Kolaborasi dengan Anggota DPR RI

Program PKTD Sanitasi ini didukung oleh aspirasi Anggota DPR RI, Ade Rezki Pratama. Ia menjelaskan bahwa dana tersebut merupakan hasil usulan yang berdampak langsung pada perbaikan kondisi sanitasi. "Sanitasi yang memadai menjadi pilar utama dalam menekan angka penyakit seperti diare dan stunting," tegas Ade Rezki.

Tahun lalu, program serupa sudah dijalankan di Desa Naras, dan tahun ini, dana dialokasikan untuk Desa Bato sebagai langkah konkret. Ade Rezki menegaskan bahwa kesehatan masyarakat adalah prioritas utama dalam visi Asta Cita Presiden Prabowo Subianto. Ia berharap program ini bisa memberikan manfaat signifikan bagi kesejahteraan warga.

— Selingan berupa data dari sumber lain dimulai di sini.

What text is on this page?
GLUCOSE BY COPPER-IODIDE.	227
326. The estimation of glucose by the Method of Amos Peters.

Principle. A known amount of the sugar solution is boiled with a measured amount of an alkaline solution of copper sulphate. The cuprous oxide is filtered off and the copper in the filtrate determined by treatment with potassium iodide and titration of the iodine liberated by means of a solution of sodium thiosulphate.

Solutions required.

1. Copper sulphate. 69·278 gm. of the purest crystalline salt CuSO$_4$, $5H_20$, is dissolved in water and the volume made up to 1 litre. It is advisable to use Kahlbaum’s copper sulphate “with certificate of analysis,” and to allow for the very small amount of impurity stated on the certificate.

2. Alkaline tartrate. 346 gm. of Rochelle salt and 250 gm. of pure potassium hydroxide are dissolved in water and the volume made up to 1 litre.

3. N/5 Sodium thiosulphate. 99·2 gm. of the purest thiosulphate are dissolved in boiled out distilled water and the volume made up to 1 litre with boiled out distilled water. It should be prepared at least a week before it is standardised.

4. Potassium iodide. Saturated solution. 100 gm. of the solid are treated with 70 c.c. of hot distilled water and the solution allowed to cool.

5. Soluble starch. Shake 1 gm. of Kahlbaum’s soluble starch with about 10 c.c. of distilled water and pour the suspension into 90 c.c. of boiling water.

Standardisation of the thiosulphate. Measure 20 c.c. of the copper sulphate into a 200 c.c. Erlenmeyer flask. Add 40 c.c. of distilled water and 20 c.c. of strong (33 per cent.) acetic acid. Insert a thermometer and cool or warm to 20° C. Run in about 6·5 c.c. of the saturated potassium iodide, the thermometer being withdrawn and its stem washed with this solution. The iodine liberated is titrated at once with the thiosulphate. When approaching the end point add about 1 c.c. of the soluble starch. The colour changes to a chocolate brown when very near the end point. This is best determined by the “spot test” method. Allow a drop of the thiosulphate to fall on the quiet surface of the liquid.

Di sisi lain, Pemerintah Kota Banjarmasin menganggarkan Rp9 miliar untuk program Penanganan Permukiman Kumuh. Palang Merah Indonesia (PMI) Kota Jakarta Timur telah menyelesaikan pembangunan MCK Komunal di Jatinegara, yang berdampak positif pada pengurangan BABS. Sementara itu, Pemerintah Kabupaten Penajam Paser Utara meluncurkan program Rp100 juta per RT pada 2026 untuk percepatan pemerataan pembangunan.

Upaya Pemerintah Jawa Timur

Gubernur Khofifah Indar Parawansa mengatakan bahwa Pemprov Jawa Timur tetap fokus pada peningkatan kualitas kesehatan Jatim setelah meraih dua penghargaan dari Kemenkes. Sementara itu, Kementerian PKP memulai proyek sanitasi kawasan kumuh Jember dengan anggaran Rp632 juta untuk 48 unit rumah. Program ini diharapkan bisa mengubah lingkungan Jeki menjadi lebih sehat dan nyaman.

Edukasi kesehatan juga digelar di Kabupaten Pasuruan sebagai upaya mendukung perbaikan sanitasi secara bersinergi antara DPR RI dan BPOM.